The title, Backward Rain, says Ron Horne who is recently retired, describes what he did for a living – irrigation contracting. What is so powerfully engaging about his Weblog is that he posts, side-by-side with his current entry, a backward look - an entry from his teen diaries written during the mid-1960s.

From 6 June 1968:

“On Wednesday Robert Kennedy was shot and killed in Los Angelis…I stayed up all Tuesday night and morning watching TV and before he died I even went to church to say a prayer. I seem to be the only one at school who has been effected in any way. Most people seem unconcerned…”
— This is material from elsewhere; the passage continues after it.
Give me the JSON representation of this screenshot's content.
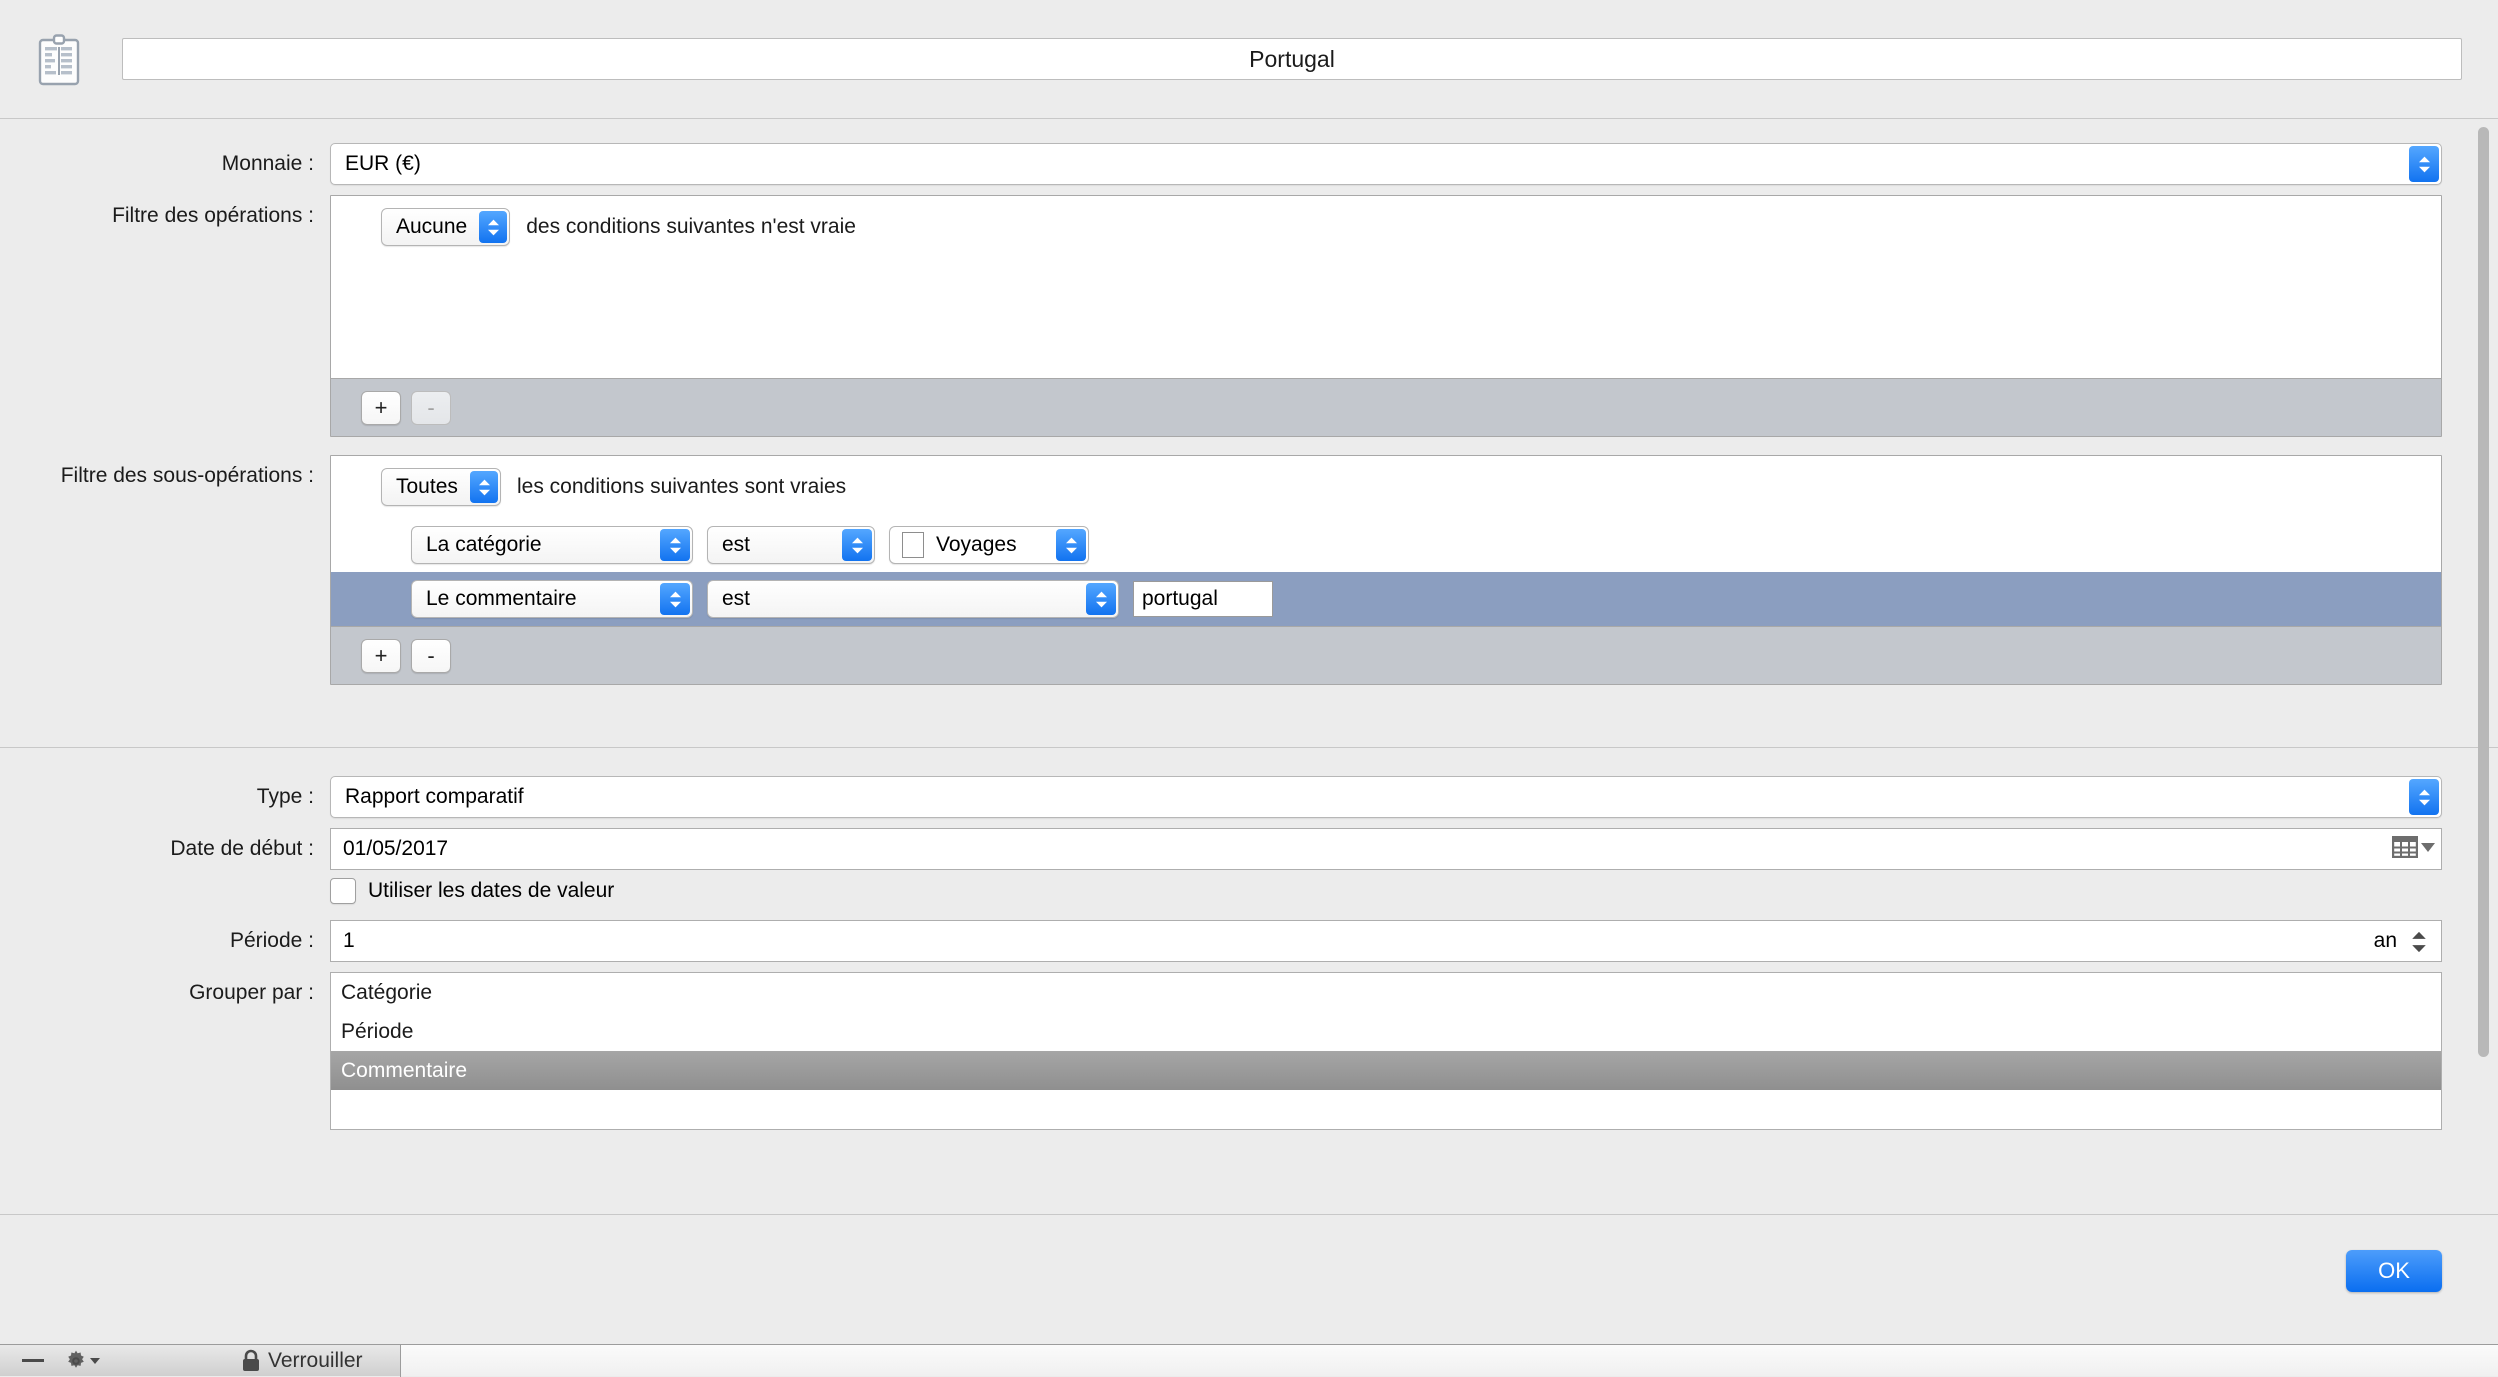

On the same page, in his most recent entry about his current life wherein home is a 40-acre piece of land east of San Diego, Ron tells us about the effort to install new water storage tanks in what appears from his photo to be a wild, lonely space that is cougar country, though he hasn’t spotted one of the big cats yet:

“I gotta admit that lately, when I go for my morning walk, I start to wonder if I'm really alone. On our backpacking trip Catherine got into a tug-of-war with a bear over a sack of food. I had to use pepper spray to drive the thing off…”
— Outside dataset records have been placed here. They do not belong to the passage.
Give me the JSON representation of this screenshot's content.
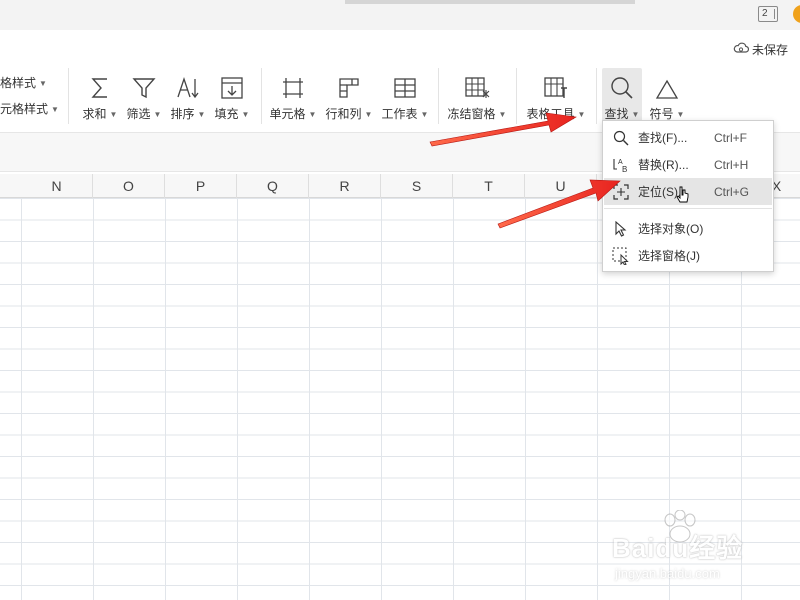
{
  "title_bar": {
    "window_count": "2"
  },
  "save_status": {
    "label": "未保存"
  },
  "ribbon": {
    "left_partial": {
      "line1": "格样式",
      "line2": "元格样式"
    },
    "tools": {
      "sum": "求和",
      "filter": "筛选",
      "sort": "排序",
      "fill": "填充",
      "cell": "单元格",
      "rows_cols": "行和列",
      "worksheet": "工作表",
      "freeze": "冻结窗格",
      "table_tools": "表格工具",
      "find": "查找",
      "symbol": "符号"
    }
  },
  "columns": [
    "N",
    "O",
    "P",
    "Q",
    "R",
    "S",
    "T",
    "U",
    "X"
  ],
  "dropdown": {
    "items": [
      {
        "icon": "magnifier-icon",
        "label": "查找(F)...",
        "shortcut": "Ctrl+F"
      },
      {
        "icon": "replace-icon",
        "label": "替换(R)...",
        "shortcut": "Ctrl+H"
      },
      {
        "icon": "locate-icon",
        "label": "定位(S)...",
        "shortcut": "Ctrl+G",
        "highlighted": true
      },
      {
        "icon": "select-object-icon",
        "label": "选择对象(O)",
        "shortcut": ""
      },
      {
        "icon": "select-pane-icon",
        "label": "选择窗格(J)",
        "shortcut": ""
      }
    ]
  },
  "annotations": {
    "arrow_color": "#e8231f"
  },
  "watermark": {
    "text": "Baidu经验",
    "sub": "jingyan.baidu.com"
  }
}
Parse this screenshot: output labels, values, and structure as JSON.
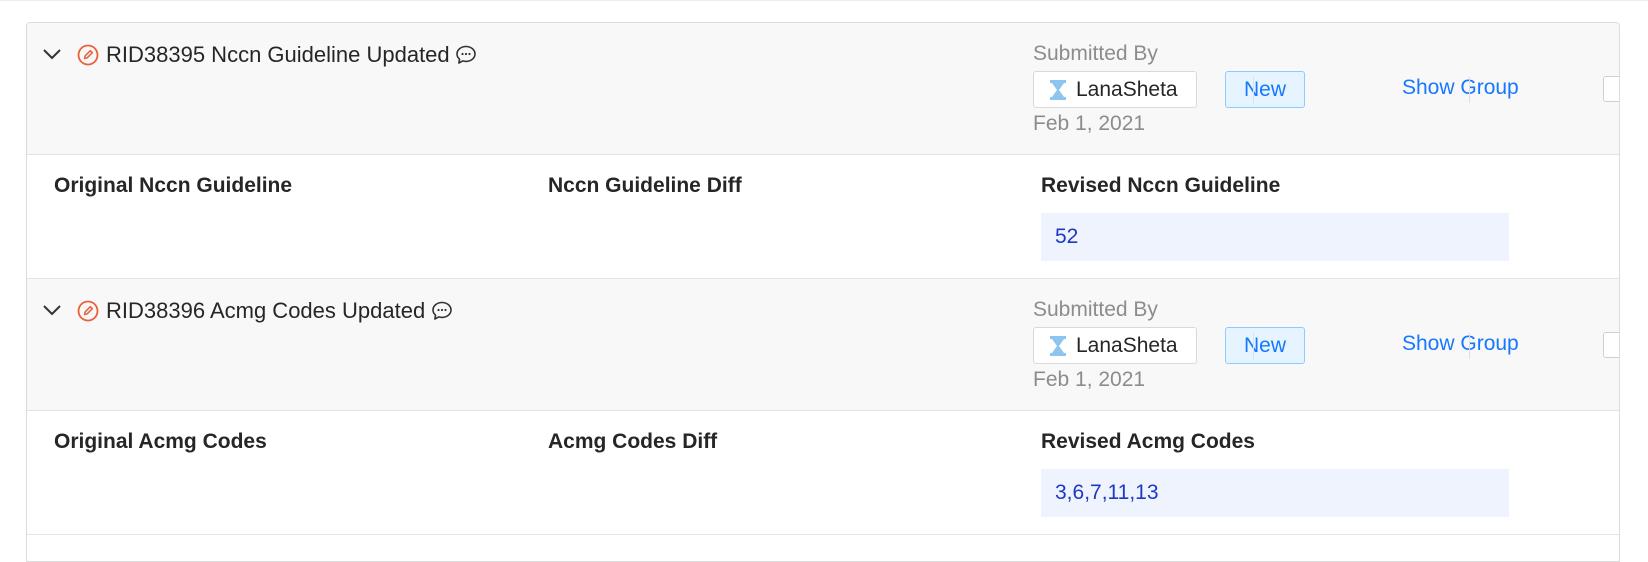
{
  "records": [
    {
      "title": "RID38395 Nccn Guideline Updated",
      "submitted_label": "Submitted By",
      "user": "LanaSheta",
      "status": "New",
      "show_group_label": "Show Group",
      "date": "Feb 1, 2021",
      "original_label": "Original Nccn Guideline",
      "diff_label": "Nccn Guideline Diff",
      "revised_label": "Revised Nccn Guideline",
      "revised_value": "52",
      "checked": false
    },
    {
      "title": "RID38396 Acmg Codes Updated",
      "submitted_label": "Submitted By",
      "user": "LanaSheta",
      "status": "New",
      "show_group_label": "Show Group",
      "date": "Feb 1, 2021",
      "original_label": "Original Acmg Codes",
      "diff_label": "Acmg Codes Diff",
      "revised_label": "Revised Acmg Codes",
      "revised_value": "3,6,7,11,13",
      "checked": false
    }
  ],
  "icons": {
    "collapse": "chevron-down-icon",
    "edit": "edit-icon",
    "comment": "comment-icon",
    "pending": "hourglass-icon"
  },
  "colors": {
    "accent": "#1677ff",
    "edit_icon": "#e8603c",
    "hourglass": "#8ec5ee",
    "revised_bg": "#eef3fd",
    "revised_text": "#1d39c4"
  }
}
"A tug of war with a bear?" That is a bit too much up-close-and-personal-with-nature for this urban lady who senses that the life of Ron and his wife Catherine is a tad more dangerous, particularly on an elemental level, than hers.

On 25 October 2003, Ron and Catherine had to evacuate their land racing against the encroachment of raging brush fires that came within three feet of destroying their home. It did take their outbuildings, and they have been repairing essential services since then. As dramatic as the story is, Ron didn't get around to describing the near-disaster on his Weblog until three months after the event.

He says writing is difficult for him and the words come slowly.

“One of my teachers in college would return my papers with criticism about awkward sentence structure. She really hammered the point home though my writing is still awkward and self conscious (and slow).”

He is working, less frequently than weekly but not so infrequently, to overcome his reluctance to write because, he says, “I want to remember myself.” Such a lovely phrase and I wonder if that is not what many of us are up to with our Weblogs.

Reading Ron's Sixties entries reminds me of my own teen self, and I believe the pairing of Ron’s 35-year-old “analog Weblog” with today’s digital version in some magical way helps his readers remember themselves as much as it does so for Ron Horne. It is worth your time to stop by Backward Rain.

Comments

Mr. Horne's format of coupling recent thoughts with past ones makes for one of the most interesting web journals I have encountered on the web.